Dans le cadre des midis de l’éthique du CRÉ, Rainer Ebert nous offrira une présentation intitulée « The dignity of subjectivity account of the wrongness of killing ».
Traditional morality maintains that it is as seriously morally wrong to kill one human being as it is to kill any other human being, yet less seriously wrong to kill other animals, as human beings have a special moral status and are one another’s moral equals. On another view, which has emerged more recently, the boundaries of the community of moral equals should be redrawn so as to include all and only persons, regardless of species membership. Both views, which continue to enjoy a great deal of popularity in contemporary moral philosophy, radically mark out a certain class of conscious beings for special treatment. In this talk, I will argue that doing so conflicts with our modern scientific understanding of nature, according to which all life on earth is interrelated, through evolution, and biological characteristics come in degrees. If we could look at all organisms that have ever existed at once, we would see in front of us a continuous spectrum of the properties that philosophers commonly associate with our special moral status, with no recognizable discontinuity that would recommend itself as a line of moral demarcation. As I have argued elsewhere, that is a serious problem not only for defenders of human dignity but also for Jeff McMahan and others who similarly seek to superimpose a binary morality onto living nature. One would have to define a map between the continuous spectrum of biological characteristics on the empirical side, which is messy as all of nature is, and the neatly compartmentalized world of traditional or otherwise dichotomous morality, and there is little hope that this can be done in a non-arbitrary and intuitively plausible way.
I am not the first one to note that Darwinism puts pressure on views that endorse the equal worth of all human beings or persons. Tim Mulgan and James Rachels, for example, have made essentially the same point. Both, in response, advocate consequentialism, which is one way to avoid the just-described mapping problem. Consequentialism, however, has well-known problems of its own, and I think the idea of equal human worth, arguably one of humanity’s greatest moral achievements, is well worth defending and should not be easily surrendered. I will hence propose a tenable and attractive alternative response to the tension between our modern naturalistic view of the world and binary morality, which is less radical than consequentialism in that it retains the idea that we are all equal in terms of moral worth, but also more radical in that it rejects human exceptionalism in a way most versions of consequentialism do not.
I will argue that what makes it true that you and I have equal moral worth – so that, other things being equal, it is equally wrong to kill you and me – is the fact that we share the property of having the capacity for phenomenal consciousness, on which our worth supervenes.
In developing the details of this account, I will show that it avoids the shortcomings of its alternatives.
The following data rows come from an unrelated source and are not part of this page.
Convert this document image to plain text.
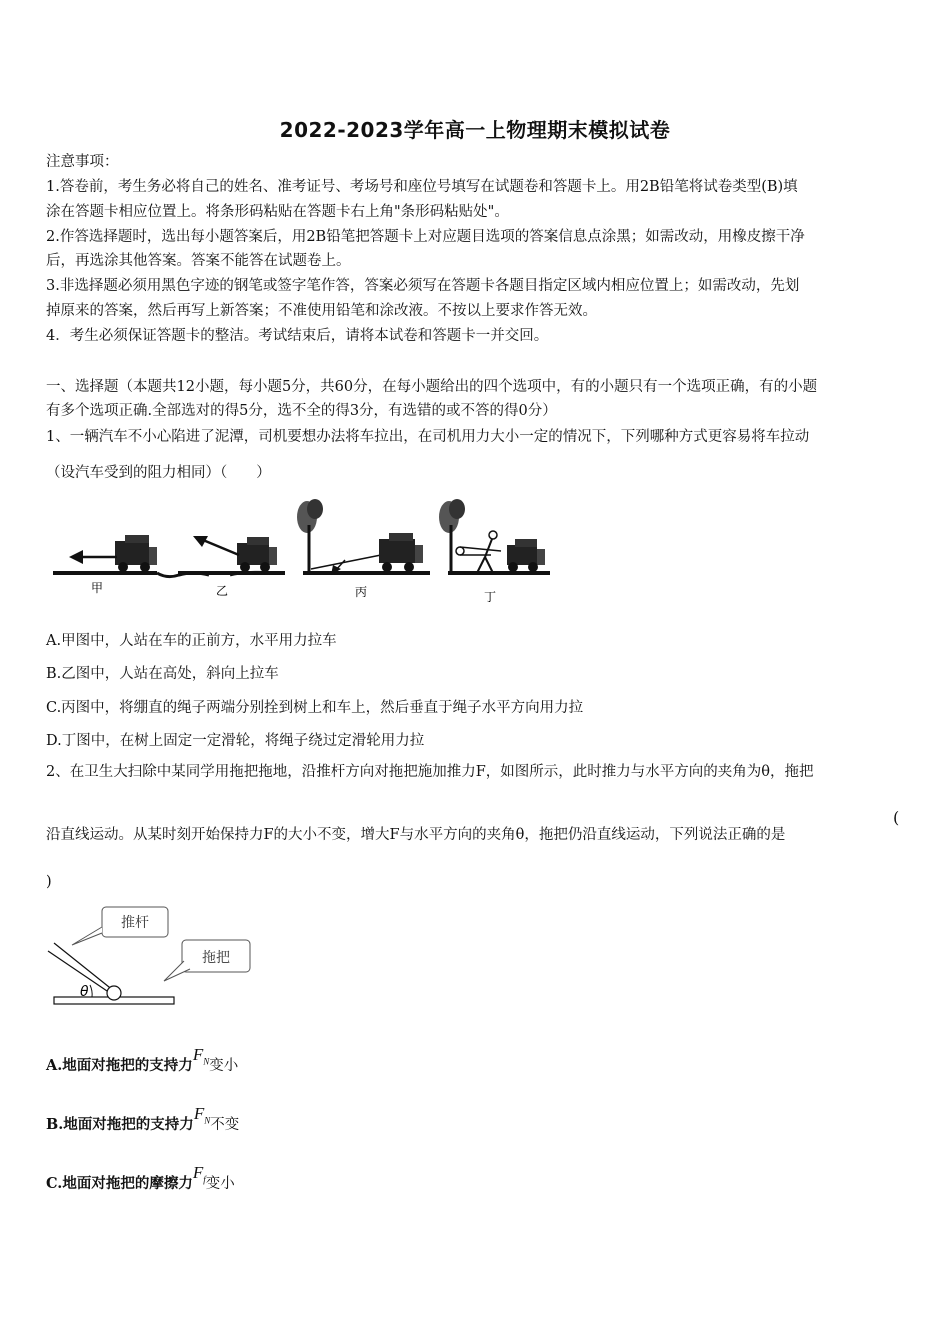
2022-2023学年高一上物理期末模拟试卷
注意事项：
1.答卷前，考生务必将自己的姓名、准考证号、考场号和座位号填写在试题卷和答题卡上。用2B铅笔将试卷类型(B)填
涂在答题卡相应位置上。将条形码粘贴在答题卡右上角"条形码粘贴处"。
2.作答选择题时，选出每小题答案后，用2B铅笔把答题卡上对应题目选项的答案信息点涂黑；如需改动，用橡皮擦干净
后，再选涂其他答案。答案不能答在试题卷上。
3.非选择题必须用黑色字迹的钢笔或签字笔作答，答案必须写在答题卡各题目指定区域内相应位置上；如需改动，先划
掉原来的答案，然后再写上新答案；不准使用铅笔和涂改液。不按以上要求作答无效。
4．考生必须保证答题卡的整洁。考试结束后，请将本试卷和答题卡一并交回。
一、选择题（本题共12小题，每小题5分，共60分，在每小题给出的四个选项中，有的小题只有一个选项正确，有的小题
有多个选项正确.全部选对的得5分，选不全的得3分，有选错的或不答的得0分）
1、一辆汽车不小心陷进了泥潭，司机要想办法将车拉出，在司机用力大小一定的情况下，下列哪种方式更容易将车拉动
（设汽车受到的阻力相同）（　　）
甲	乙	丙	丁
A.甲图中，人站在车的正前方，水平用力拉车
B.乙图中，人站在高处，斜向上拉车
C.丙图中，将绷直的绳子两端分别拴到树上和车上，然后垂直于绳子水平方向用力拉
D.丁图中，在树上固定一定滑轮，将绳子绕过定滑轮用力拉
2、在卫生大扫除中某同学用拖把拖地，沿推杆方向对拖把施加推力F，如图所示，此时推力与水平方向的夹角为θ，拖把
沿直线运动。从某时刻开始保持力F的大小不变，增大F与水平方向的夹角θ，拖把仍沿直线运动，下列说法正确的是
(
)
θ
推杆
拖把
A.地面对拖把的支持力$F_N$变小
B.地面对拖把的支持力$F_N$不变
C.地面对拖把的摩擦力$F_f$变小
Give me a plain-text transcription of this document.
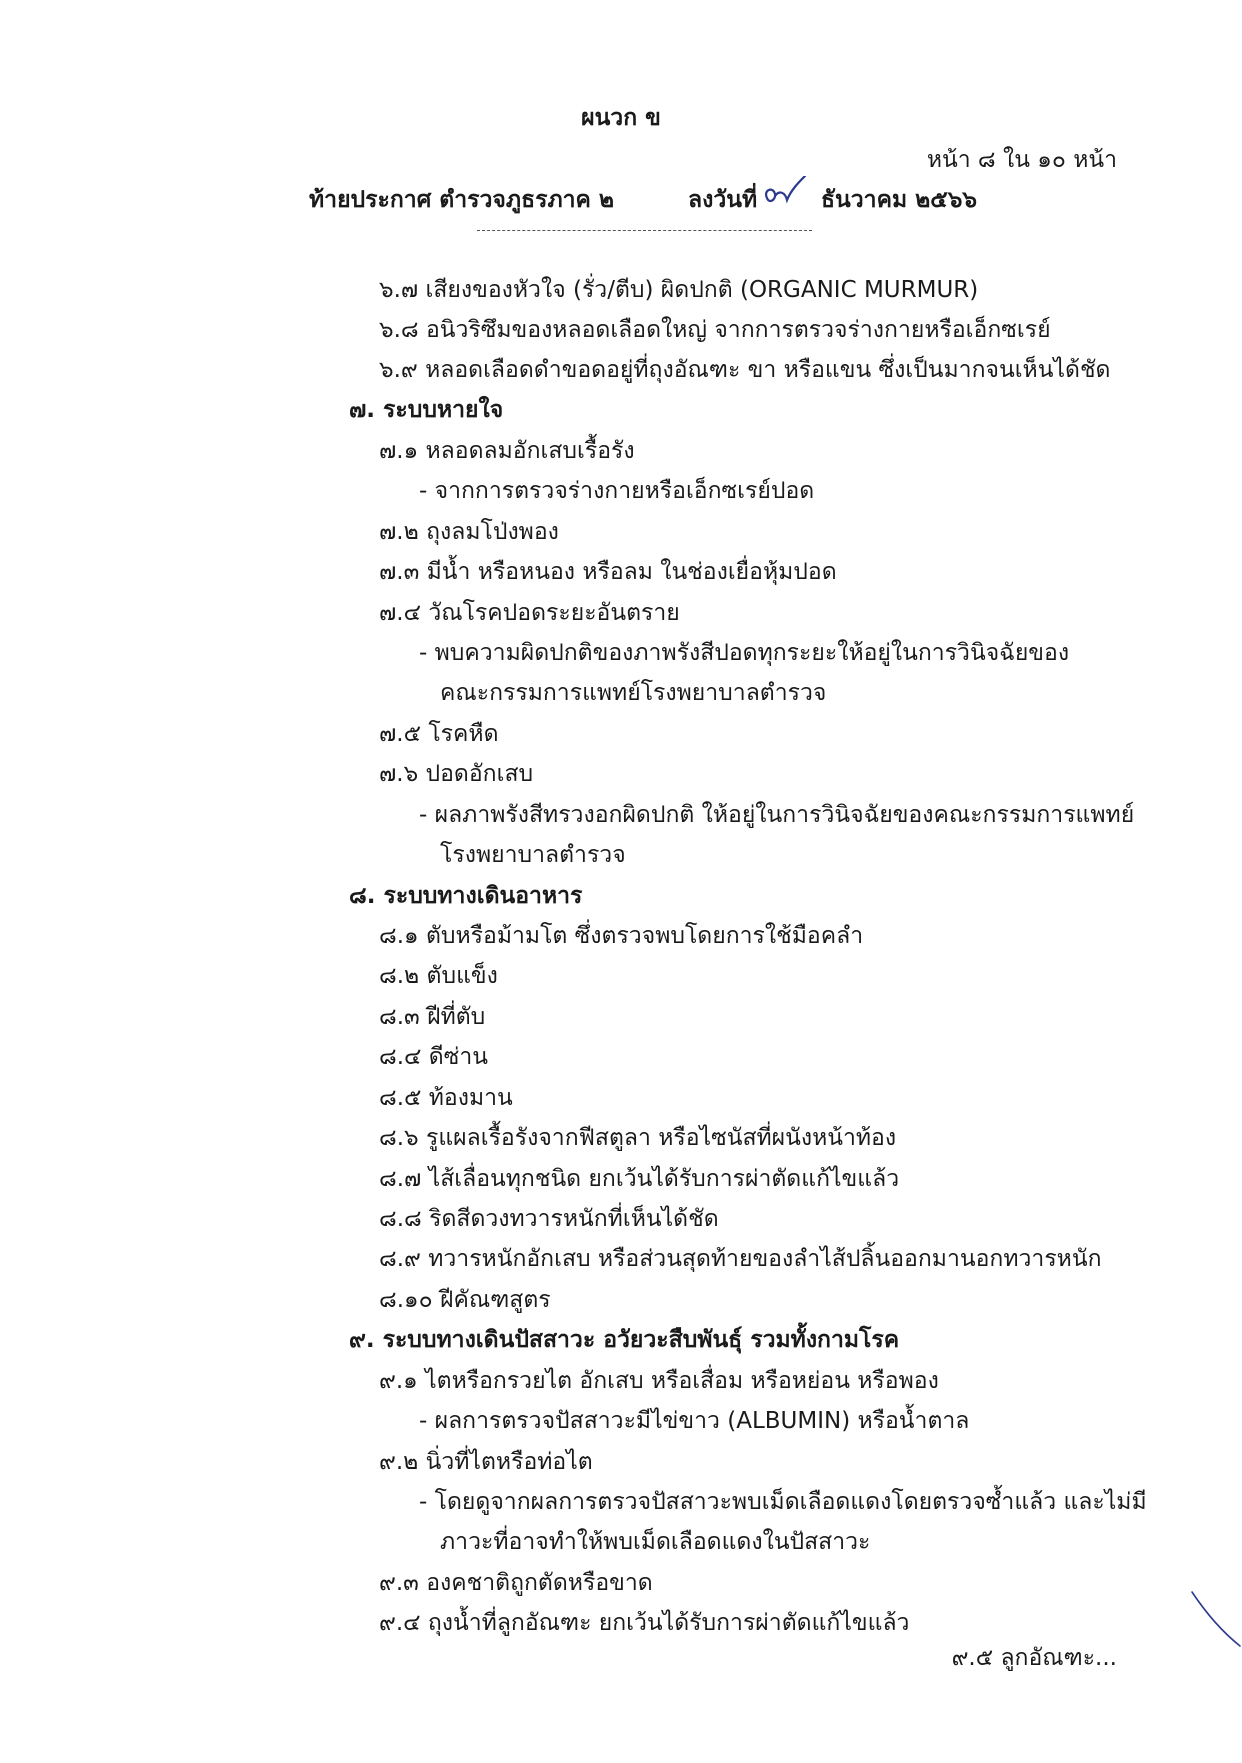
ผนวก ข
หน้า ๘ ใน ๑๐ หน้า
ท้ายประกาศ ตำรวจภูธรภาค ๒	ลงวันที่	ธันวาคม ๒๕๖๖
๖.๗ เสียงของหัวใจ (รั่ว/ตีบ) ผิดปกติ (ORGANIC MURMUR)
๖.๘ อนิวริซึมของหลอดเลือดใหญ่ จากการตรวจร่างกายหรือเอ็กซเรย์
๖.๙ หลอดเลือดดำขอดอยู่ที่ถุงอัณฑะ ขา หรือแขน ซึ่งเป็นมากจนเห็นได้ชัด
๗. ระบบหายใจ
๗.๑ หลอดลมอักเสบเรื้อรัง
- จากการตรวจร่างกายหรือเอ็กซเรย์ปอด
๗.๒ ถุงลมโป่งพอง
๗.๓ มีน้ำ หรือหนอง หรือลม ในช่องเยื่อหุ้มปอด
๗.๔ วัณโรคปอดระยะอันตราย
- พบความผิดปกติของภาพรังสีปอดทุกระยะให้อยู่ในการวินิจฉัยของ
คณะกรรมการแพทย์โรงพยาบาลตำรวจ
๗.๕ โรคหืด
๗.๖ ปอดอักเสบ
- ผลภาพรังสีทรวงอกผิดปกติ ให้อยู่ในการวินิจฉัยของคณะกรรมการแพทย์
โรงพยาบาลตำรวจ
๘. ระบบทางเดินอาหาร
๘.๑ ตับหรือม้ามโต ซึ่งตรวจพบโดยการใช้มือคลำ
๘.๒ ตับแข็ง
๘.๓ ฝีที่ตับ
๘.๔ ดีซ่าน
๘.๕ ท้องมาน
๘.๖ รูแผลเรื้อรังจากฟีสตูลา หรือไซนัสที่ผนังหน้าท้อง
๘.๗ ไส้เลื่อนทุกชนิด ยกเว้นได้รับการผ่าตัดแก้ไขแล้ว
๘.๘ ริดสีดวงทวารหนักที่เห็นได้ชัด
๘.๙ ทวารหนักอักเสบ หรือส่วนสุดท้ายของลำไส้ปลิ้นออกมานอกทวารหนัก
๘.๑๐ ฝีคัณฑสูตร
๙. ระบบทางเดินปัสสาวะ อวัยวะสืบพันธุ์ รวมทั้งกามโรค
๙.๑ ไตหรือกรวยไต อักเสบ หรือเสื่อม หรือหย่อน หรือพอง
- ผลการตรวจปัสสาวะมีไข่ขาว (ALBUMIN) หรือน้ำตาล
๙.๒ นิ่วที่ไตหรือท่อไต
- โดยดูจากผลการตรวจปัสสาวะพบเม็ดเลือดแดงโดยตรวจซ้ำแล้ว และไม่มี
ภาวะที่อาจทำให้พบเม็ดเลือดแดงในปัสสาวะ
๙.๓ องคชาติถูกตัดหรือขาด
๙.๔ ถุงน้ำที่ลูกอัณฑะ ยกเว้นได้รับการผ่าตัดแก้ไขแล้ว
๙.๕ ลูกอัณฑะ...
For example, I will argue that we are essentially capable of phenomenal consciousness, and that the capacity for phenomenal consciousness is best understood as a binary concept. From this, I will conclude that my account does not share the superficiality of McMahan’s morality of respect, instead affirming that moral worth is not transient but the kind of thing we have during our entire existence, and carves out of the natural world of organisms the community of moral equals along a non-arbitrary line that carries empirical significance.
While my account fits very well with how people commonly think about human beings, its implications radically diverge from popular opinion in the case of non-human animals. A review of the relevant scientific literature will show that we may reasonable assume that at least mammals and birds have the capacity for phenomenal consciousness, which makes them intrinsically valuable subjects of experience whom it is no less seriously wrong to kill as it is to kill you or me, other things being equal. I will use the last part of this talk to explore some of the implications of this for the way we eat, dress, do science, build and produce things, move around, entertain ourselves, do sports, and worship.